La BSI ne dort jamais vraiment, il y a toujours des agents désignés chaque semaine pour assurer la veille et qui doivent se rendre disponibles à toute heure de la nuit ou du week-end pour intervenir en cas de besoin : intrusion dans les systèmes, failles, bug ou de façon plus pragmatique, apporter une aide technique aux différents agents qui sont déployés partout et qui à chaque instant peuvent avoir besoin d’un soutien. Les astreintes tournent, mais ils sont peu à pouvoir les assumer et une fois n’est pas coutume, c’est Anasha qui se retrouve à devoir s’occuper d’une partie de la veille. Elle déteste ça : non pas que travailler sur ses heures ou jours de repos la dérange vraiment. Non, ce qui l’ennuie c’est que, dans le meilleur des cas, tout se passe bien. Dans le pire, il faut être réactif très rapidement et arriver à endiguer seule les problèmes jusqu’à ce que le reste de l’équipe soit à son tour prête à intervenir. Mais, ce soir, elle n’a personne à retrouver, alors elle a trainé plus longtemps que d’habitude au bureau afin de vérifier l’intégrité des différents serveurs et pare-feu avant de se décider à enfin quitter le bureau. Elle coule, comme à chaque fois que Kolovish est en mission, un regard vers le ciel et observe les premières étoiles que l’on distingue déjà. Une petite pensée pour l’homme avant de reprendre sa courte route vers la caserne.
L’alarme la tire de ses pensées. Elle se penche vers l’holo qu’elle a toujours en main et lit rapidement les rapports qui s’affichent et s’enchainent furieusement sur l’écran. L’intrusion est physique et après quelques recherches, elle trouve même le point d’accès. Pour gagner du temps – plantée où elle est au milieu de la rue, elle ne peut pas faire plus – elle envoie quelques lignes de codes destinés à retarder l’intrusion avant d’envoyer un message destiné aux autres techniciens. Viendra qui pourra quand ils pourront… Anasha retient la bordée de jurons qui lui brûle le palais et fait demi-tour au pas de course. Ses codes lui offrent une brève pause de quelques minutes à peine, le temps de rejoindre les bâtiments du BSI et remonter rapidement les couloirs.

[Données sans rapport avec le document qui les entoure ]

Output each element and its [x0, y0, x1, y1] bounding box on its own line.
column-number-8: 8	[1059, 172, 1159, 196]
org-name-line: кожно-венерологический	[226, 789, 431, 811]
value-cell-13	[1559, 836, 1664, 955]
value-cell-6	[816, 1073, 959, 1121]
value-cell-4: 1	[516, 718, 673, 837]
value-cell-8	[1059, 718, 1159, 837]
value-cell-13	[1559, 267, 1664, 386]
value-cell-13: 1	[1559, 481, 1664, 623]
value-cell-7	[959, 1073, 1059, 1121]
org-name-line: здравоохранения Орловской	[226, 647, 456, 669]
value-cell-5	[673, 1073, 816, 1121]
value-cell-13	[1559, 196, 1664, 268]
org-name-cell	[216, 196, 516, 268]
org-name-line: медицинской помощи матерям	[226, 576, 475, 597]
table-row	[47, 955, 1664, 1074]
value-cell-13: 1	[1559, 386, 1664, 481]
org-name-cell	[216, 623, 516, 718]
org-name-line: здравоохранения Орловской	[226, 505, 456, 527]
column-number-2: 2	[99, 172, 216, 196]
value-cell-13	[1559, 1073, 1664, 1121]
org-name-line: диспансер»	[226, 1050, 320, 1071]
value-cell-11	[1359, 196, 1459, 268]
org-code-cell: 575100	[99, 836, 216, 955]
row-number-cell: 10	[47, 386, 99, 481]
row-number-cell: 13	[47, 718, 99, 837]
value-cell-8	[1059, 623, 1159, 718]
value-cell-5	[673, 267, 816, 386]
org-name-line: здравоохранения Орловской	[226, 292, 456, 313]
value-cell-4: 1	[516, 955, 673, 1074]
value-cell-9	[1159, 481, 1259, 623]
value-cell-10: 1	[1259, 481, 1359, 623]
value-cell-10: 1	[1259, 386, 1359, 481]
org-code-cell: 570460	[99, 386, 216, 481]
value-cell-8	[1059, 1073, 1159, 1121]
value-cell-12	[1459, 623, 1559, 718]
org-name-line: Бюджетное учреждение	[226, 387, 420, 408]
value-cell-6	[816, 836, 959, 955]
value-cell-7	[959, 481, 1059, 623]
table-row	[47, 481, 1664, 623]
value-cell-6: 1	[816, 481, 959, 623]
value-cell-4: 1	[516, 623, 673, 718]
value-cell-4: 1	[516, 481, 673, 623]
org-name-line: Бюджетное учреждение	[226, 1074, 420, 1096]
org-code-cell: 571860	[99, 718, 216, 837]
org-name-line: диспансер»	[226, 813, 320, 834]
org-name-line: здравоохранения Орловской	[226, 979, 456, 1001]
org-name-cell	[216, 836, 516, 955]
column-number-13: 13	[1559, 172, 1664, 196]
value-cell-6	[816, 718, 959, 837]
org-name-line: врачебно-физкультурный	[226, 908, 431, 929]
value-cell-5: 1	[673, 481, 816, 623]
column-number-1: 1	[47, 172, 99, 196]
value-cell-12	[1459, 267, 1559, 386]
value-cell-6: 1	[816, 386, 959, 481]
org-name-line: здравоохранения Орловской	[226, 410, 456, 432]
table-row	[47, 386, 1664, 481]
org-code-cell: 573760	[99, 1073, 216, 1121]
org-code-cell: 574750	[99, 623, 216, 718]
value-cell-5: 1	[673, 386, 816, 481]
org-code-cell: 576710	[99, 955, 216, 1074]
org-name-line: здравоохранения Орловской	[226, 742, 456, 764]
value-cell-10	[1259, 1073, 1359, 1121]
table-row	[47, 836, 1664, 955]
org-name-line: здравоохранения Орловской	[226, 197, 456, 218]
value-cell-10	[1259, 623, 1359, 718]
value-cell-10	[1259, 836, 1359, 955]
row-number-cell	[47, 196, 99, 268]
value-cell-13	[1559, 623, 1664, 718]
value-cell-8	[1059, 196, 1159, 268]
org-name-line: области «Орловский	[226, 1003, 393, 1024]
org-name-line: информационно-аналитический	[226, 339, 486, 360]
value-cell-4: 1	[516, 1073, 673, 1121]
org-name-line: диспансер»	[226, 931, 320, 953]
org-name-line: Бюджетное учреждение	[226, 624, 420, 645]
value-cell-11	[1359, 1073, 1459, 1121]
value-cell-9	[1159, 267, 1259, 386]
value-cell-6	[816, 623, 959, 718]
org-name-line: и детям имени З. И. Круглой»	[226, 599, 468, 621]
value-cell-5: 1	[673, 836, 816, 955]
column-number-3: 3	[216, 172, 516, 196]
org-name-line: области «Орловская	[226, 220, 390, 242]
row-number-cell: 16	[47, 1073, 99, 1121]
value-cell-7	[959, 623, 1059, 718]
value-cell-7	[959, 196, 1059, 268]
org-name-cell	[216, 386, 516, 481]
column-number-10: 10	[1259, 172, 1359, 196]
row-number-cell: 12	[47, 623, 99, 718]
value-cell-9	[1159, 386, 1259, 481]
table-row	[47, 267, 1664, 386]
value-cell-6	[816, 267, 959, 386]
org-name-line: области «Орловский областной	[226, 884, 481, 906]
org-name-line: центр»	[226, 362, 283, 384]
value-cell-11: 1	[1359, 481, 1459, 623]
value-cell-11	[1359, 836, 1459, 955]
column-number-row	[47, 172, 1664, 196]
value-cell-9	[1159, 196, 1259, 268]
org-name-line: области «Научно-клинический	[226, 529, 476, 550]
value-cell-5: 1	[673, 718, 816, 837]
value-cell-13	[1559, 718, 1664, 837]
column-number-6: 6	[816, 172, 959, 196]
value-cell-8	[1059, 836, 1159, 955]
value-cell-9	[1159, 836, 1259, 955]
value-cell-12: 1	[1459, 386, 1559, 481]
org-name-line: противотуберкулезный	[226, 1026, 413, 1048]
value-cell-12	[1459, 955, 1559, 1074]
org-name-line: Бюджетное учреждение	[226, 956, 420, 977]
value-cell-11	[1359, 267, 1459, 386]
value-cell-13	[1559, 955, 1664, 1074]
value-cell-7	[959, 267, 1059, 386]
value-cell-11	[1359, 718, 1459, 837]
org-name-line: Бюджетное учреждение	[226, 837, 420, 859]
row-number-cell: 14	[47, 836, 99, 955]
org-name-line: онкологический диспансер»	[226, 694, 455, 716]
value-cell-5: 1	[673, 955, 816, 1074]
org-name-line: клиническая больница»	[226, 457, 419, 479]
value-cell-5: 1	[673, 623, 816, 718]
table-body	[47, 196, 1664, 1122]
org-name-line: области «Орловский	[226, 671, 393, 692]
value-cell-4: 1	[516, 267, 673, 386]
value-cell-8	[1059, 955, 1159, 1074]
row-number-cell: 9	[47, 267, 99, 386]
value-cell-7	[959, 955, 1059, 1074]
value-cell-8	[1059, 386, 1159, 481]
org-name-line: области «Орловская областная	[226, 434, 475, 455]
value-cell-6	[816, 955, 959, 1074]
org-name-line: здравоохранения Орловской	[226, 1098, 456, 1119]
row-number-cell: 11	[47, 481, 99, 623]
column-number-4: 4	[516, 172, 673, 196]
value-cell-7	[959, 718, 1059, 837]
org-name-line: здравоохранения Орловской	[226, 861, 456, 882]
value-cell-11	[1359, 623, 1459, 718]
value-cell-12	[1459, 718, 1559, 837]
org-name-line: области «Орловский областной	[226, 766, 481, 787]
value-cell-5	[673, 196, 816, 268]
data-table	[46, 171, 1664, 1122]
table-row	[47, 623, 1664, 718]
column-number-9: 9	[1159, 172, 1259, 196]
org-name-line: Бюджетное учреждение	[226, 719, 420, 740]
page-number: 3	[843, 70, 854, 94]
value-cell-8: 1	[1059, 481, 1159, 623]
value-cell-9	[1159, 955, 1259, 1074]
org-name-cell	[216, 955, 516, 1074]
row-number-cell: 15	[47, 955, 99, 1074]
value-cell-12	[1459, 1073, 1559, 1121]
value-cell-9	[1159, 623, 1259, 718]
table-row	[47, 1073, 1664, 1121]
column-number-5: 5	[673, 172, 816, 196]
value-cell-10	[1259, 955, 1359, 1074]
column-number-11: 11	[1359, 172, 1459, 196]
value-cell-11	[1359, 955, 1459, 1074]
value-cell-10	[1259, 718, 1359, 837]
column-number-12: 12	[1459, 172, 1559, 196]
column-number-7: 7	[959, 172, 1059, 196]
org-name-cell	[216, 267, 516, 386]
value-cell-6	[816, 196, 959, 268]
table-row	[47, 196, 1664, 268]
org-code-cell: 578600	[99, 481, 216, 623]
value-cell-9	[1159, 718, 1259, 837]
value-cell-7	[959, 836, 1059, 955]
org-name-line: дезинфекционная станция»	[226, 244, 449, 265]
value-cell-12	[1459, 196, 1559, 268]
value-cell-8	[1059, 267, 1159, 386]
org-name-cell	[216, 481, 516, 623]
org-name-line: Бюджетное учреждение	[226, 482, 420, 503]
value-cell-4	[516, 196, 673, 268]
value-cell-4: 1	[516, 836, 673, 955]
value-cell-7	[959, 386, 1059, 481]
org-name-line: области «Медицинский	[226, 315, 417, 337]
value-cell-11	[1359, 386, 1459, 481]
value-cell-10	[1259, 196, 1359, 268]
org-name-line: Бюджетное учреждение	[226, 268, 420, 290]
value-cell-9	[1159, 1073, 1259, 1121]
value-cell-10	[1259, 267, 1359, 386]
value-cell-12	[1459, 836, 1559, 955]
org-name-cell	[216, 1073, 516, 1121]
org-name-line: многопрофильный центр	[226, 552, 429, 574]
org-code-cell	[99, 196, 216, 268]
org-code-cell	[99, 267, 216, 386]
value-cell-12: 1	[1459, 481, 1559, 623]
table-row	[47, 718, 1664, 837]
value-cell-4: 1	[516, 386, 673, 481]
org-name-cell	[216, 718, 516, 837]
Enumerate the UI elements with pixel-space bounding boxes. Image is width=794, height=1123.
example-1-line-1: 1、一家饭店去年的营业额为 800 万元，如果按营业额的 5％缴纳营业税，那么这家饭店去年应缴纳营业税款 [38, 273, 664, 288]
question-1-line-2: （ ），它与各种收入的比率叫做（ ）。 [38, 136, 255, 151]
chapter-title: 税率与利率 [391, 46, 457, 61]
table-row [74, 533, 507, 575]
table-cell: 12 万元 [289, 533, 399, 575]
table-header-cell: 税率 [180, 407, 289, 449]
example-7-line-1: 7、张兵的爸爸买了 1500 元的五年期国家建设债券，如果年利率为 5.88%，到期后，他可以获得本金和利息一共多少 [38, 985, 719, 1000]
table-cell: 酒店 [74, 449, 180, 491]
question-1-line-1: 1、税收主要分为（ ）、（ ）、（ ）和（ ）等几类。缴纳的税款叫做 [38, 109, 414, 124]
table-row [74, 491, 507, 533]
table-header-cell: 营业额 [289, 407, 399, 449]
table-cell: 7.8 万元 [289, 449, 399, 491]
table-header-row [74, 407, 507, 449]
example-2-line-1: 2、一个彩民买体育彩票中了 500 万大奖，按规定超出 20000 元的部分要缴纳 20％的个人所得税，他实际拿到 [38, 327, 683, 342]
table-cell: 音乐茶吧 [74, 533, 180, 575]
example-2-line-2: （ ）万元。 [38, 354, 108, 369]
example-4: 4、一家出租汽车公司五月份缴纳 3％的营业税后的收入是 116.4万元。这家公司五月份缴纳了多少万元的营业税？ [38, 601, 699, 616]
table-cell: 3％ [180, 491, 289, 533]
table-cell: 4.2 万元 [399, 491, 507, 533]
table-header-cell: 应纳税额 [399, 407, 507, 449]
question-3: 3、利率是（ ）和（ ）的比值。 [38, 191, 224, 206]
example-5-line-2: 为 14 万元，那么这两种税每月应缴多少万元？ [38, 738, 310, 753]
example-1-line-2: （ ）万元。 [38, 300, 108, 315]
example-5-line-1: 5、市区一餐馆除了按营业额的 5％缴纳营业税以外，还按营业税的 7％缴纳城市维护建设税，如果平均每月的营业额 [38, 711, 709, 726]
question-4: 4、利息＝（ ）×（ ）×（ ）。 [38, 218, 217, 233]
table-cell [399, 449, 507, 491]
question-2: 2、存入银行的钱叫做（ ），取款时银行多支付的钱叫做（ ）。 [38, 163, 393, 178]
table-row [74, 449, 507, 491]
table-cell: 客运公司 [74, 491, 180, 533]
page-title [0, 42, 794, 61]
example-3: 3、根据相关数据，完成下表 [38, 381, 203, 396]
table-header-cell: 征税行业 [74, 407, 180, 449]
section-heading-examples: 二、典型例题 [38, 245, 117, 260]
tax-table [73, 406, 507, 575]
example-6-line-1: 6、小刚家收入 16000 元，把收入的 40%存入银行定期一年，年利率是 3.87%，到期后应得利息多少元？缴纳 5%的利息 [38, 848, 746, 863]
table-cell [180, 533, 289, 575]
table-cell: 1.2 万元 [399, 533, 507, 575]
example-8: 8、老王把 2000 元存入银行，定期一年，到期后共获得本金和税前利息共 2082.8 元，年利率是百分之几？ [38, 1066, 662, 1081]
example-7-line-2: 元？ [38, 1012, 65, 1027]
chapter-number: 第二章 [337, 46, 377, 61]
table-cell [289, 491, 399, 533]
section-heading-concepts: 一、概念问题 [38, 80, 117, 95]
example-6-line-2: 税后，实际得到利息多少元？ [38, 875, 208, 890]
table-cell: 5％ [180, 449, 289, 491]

Quelques coups d’œil sur son terminal lui permettent de suivre les avancées de l’intrusion. Alors Anasha, un sourire au coin des lèvres, s’arrête un instant. Pour reprendre sa respiration d’une part et pour, parmi les données volées, y lancer un petit virus espion discret qui permettra de traquer l’intrus. Elle n’a pas le temps de faire plus complet et plus élaboré en si peu de temps (et pour le commun des mortels, si la performance n’est pas incroyable, elle reste tout de même peu anodine, il faudrait être réellement formé pour repérer le parasite qui vient d’infiltrer les données.)
Vient maintenant le dilemme. Anasha n’a qu’une formation militaire de base, quelques heures à son comptant au tir, possède des bases pauvres de combats rapprochés. Mais c’est avant tout et surtout une technicienne, de ceux qui restent dans l’arrière et qui ne vont jamais au front. Celui ou celle qui a osé entrer dans les bâtiments du BSI n’est pas là par hasard, et si elle en croit ce qui s’affiche sur son écran, est à la recherche de quelqu’un ou de quelque chose de très précis. Finalement, elle décide de tester son adversaire sur le terrain qu’elle maîtrise le mieux. Certes, la soirée le prouve, les défenses physiques du BSI ne sont pas optimales. Celle du système, par contre… Un rictus tord brièvement ses lèvres.
Elle pousse la porte d’un petit bureau, rallume une machine qu’elle déconnecte dans un premier temps du système quelques minutes : assez pour coder des défenses basiques et solides. Une fois reconnectée au réseau, elle hésite un instant avant de taper : Nous vous voyons. et d'envoyer le message qui doit maintenant s'afficher temporairement sur l'autre terminal. C’est un avertissement amusant, une piqûre de rappel : ici, quiconque tente de s’introduire doit savoir que c’est dans son domaine. Son terminal en main, elle attend de recevoir dans la foulée les consignes éventuelles de ses supérieurs. Puis, Anasha se relève et s’autorise une brève pause des écrans pour aller récupérer les armes conservées en cas de besoin dans un renfoncement du mur ainsi que les munitions adéquates. Au fond d’elle, la jeune blonde espère qu’elle n’aura pas à gérer elle-même et de cette façon l’intrusion, mais si d’ici quelques minutes, elle est toujours sans instructions, elle devra prendre elle-même la décision de ses initiatives. Et ça ne la réjouit vraiment pas.